Ness changes sewer proposal
Duluth Mayor Don Ness brought forward a revised sewer ordinance Thursday that cuts the Clean Water surcharge in half, but requires homeowners to pay the entire cost for repairing or replacing private sewer lines while increasing the number of hom...
Duluth Mayor Don Ness brought forward a revised sewer ordinance Thursday that cuts the Clean Water surcharge in half, but requires homeowners to pay the entire cost for repairing or replacing private sewer lines while increasing the number of homeowners who could potentially be affected by that cost.
The City Council voted down Ness' original plan to eliminate sanitary sewer overflows to comply with the demands of the Environmental Protection Agency.
One of the councilors who voted against it was Greg Gilbert, who wanted to see Ness' proposed $9.70-a-month surcharge reduced for those who had less usage of sewer lines and increased for those who use it more.
However, Ness' new proposal, introduced by Gilbert, sees the surcharge cut to a uniform $5.57 a month.
But that means homeowners required to get their sewer lines fixed will have to pay more. Under Ness' original proposal, the city would have paid $2,000 and any amount over $8,000 for individual private sewer line fixes, money paid for by the Clean Water surcharge that under Ness' new proposal would go toward the construction of storm-water storage basins.
Under Ness' proposal, the city still will target at least 175 homes a year to have their lines repaired to satisfy the EPA, but it also will require any homeowner to repair malfunctioning sewer lines at what's been an average cost of $7,500.
The city has said that most homes with clay pipes -- those built before the mid-1970s -- probably need those pipes to be repaired or replaced.
Ness said the city is looking at ways to provide loans of up to $5,000 to low- to moderate-income homeowners to pay for the sewer fixes that would be forgiven after 10 years, but specifics of that program have not been developed.
Homeowners who don't qualify for the forgivable loans could pay for the fixes out of pocket, or through a loan given by a private lender. Homeowners no longer would have the option of financing the work through city assessment.
The new sewer proposal also would see the surcharge extended from 15 to 20 years, though Ness said federal and state money should reduce that duration.
A proposed point-of-sale part of the ordinance also remains intact, requiring property being sold to be inspected for sump pump installation, footing drain disconnection and house trap removal, and if needed, mandating those repairs within 90 days under threat of a $250-a-month surcharge.
Ness told the council that the new proposal was a result of "the concerns many of you brought forward."
Ness needs five city councilors to vote for the ordinance to pass and probably will get them after reaching the apparent compromise with Gilbert.

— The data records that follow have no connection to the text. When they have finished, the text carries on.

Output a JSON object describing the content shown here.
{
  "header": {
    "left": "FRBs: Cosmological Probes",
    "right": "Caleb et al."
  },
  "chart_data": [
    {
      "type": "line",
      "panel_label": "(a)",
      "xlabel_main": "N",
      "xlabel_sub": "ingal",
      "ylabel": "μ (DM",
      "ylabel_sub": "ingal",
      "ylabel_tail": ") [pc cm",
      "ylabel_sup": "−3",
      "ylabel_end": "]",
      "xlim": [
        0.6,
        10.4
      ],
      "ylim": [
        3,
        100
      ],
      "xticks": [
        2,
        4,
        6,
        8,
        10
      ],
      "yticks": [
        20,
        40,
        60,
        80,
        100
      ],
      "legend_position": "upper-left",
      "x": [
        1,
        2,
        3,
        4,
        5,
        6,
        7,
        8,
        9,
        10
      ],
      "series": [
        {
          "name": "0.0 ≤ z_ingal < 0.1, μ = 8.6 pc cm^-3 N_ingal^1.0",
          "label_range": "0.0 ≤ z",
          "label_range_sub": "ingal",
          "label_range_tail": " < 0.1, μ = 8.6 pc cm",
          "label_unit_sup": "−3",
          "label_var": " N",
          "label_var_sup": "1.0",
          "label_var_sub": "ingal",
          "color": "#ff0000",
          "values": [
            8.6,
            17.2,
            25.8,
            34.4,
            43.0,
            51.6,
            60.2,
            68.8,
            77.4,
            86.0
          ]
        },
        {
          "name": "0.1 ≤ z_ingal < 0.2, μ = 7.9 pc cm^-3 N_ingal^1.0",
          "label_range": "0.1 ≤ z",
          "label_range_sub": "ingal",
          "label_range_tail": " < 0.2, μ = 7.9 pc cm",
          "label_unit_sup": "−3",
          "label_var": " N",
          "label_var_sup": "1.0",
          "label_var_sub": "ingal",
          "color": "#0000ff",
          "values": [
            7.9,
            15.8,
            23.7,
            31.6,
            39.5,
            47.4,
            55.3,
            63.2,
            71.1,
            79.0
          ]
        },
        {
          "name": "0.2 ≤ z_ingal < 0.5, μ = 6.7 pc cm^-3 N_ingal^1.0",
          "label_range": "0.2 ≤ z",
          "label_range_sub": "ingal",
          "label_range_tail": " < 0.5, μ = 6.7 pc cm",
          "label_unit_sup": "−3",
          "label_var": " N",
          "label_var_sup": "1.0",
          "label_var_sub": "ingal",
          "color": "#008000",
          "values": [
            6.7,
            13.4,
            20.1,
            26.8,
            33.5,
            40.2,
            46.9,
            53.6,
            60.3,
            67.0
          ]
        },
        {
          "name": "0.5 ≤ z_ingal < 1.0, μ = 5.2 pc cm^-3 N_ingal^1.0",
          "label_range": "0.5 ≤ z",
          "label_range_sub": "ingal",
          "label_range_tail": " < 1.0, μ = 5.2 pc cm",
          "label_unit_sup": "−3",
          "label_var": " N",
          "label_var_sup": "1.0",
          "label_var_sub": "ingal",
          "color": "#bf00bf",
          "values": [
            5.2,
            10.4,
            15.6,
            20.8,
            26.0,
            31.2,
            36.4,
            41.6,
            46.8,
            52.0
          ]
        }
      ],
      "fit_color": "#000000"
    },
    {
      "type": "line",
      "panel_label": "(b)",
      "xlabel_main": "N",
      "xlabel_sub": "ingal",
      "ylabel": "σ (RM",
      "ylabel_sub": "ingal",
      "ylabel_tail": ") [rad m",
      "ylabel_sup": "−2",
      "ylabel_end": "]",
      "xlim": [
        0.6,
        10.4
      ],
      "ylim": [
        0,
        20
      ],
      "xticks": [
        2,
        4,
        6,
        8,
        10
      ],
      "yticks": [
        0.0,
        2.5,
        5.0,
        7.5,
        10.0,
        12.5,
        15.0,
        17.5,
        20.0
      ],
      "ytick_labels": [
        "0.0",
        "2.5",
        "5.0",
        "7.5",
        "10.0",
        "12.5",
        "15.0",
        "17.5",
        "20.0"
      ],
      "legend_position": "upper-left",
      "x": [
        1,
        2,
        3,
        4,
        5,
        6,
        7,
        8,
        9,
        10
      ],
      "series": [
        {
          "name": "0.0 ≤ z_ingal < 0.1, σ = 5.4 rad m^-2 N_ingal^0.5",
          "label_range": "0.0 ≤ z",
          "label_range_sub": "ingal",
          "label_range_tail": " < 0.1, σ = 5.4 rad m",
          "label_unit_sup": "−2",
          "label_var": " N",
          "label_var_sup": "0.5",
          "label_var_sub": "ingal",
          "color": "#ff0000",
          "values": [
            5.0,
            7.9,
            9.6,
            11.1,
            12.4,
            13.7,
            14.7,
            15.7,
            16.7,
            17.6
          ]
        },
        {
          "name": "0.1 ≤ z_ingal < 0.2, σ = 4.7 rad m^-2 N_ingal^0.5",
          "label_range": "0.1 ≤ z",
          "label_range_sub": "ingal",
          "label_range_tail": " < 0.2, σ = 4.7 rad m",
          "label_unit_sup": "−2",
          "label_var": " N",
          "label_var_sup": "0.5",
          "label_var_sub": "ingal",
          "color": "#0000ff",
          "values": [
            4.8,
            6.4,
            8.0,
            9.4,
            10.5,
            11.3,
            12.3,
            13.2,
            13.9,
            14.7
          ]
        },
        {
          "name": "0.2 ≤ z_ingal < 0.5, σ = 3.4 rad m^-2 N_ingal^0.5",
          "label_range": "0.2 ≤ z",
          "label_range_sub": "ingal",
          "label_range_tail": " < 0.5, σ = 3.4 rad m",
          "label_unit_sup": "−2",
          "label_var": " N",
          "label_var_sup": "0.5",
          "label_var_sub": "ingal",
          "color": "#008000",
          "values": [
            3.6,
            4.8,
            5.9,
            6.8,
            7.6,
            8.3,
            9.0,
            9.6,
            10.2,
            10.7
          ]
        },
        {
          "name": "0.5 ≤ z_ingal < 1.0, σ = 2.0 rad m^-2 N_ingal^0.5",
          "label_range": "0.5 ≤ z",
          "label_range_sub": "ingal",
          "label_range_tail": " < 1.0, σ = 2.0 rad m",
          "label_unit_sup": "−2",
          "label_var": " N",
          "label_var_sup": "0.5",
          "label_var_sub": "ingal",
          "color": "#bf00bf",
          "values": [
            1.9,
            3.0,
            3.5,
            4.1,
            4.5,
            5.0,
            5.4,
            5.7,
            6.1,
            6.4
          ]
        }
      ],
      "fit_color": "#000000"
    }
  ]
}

While councilors can vote on the ordinance on Monday, councilor Jim Stauber said he would look to table it until the next council meeting on June 19, citing the need for more information and public input, something Ness said he would be agreeable to.
Ness said the EPA is demanding the city show a way to pay for fixes for its sewer problem or face severe sanctions and fines.
Stauber was critical of the new proposal, saying it would cost homeowners thousands of dollars in repairs that the city isn't yet certain will work.
"We're still in the stages of researching whether or not this has any real value," he said. "We're just going to drive around and say, hey, you need to spend $8,000 to fix your [sewers]."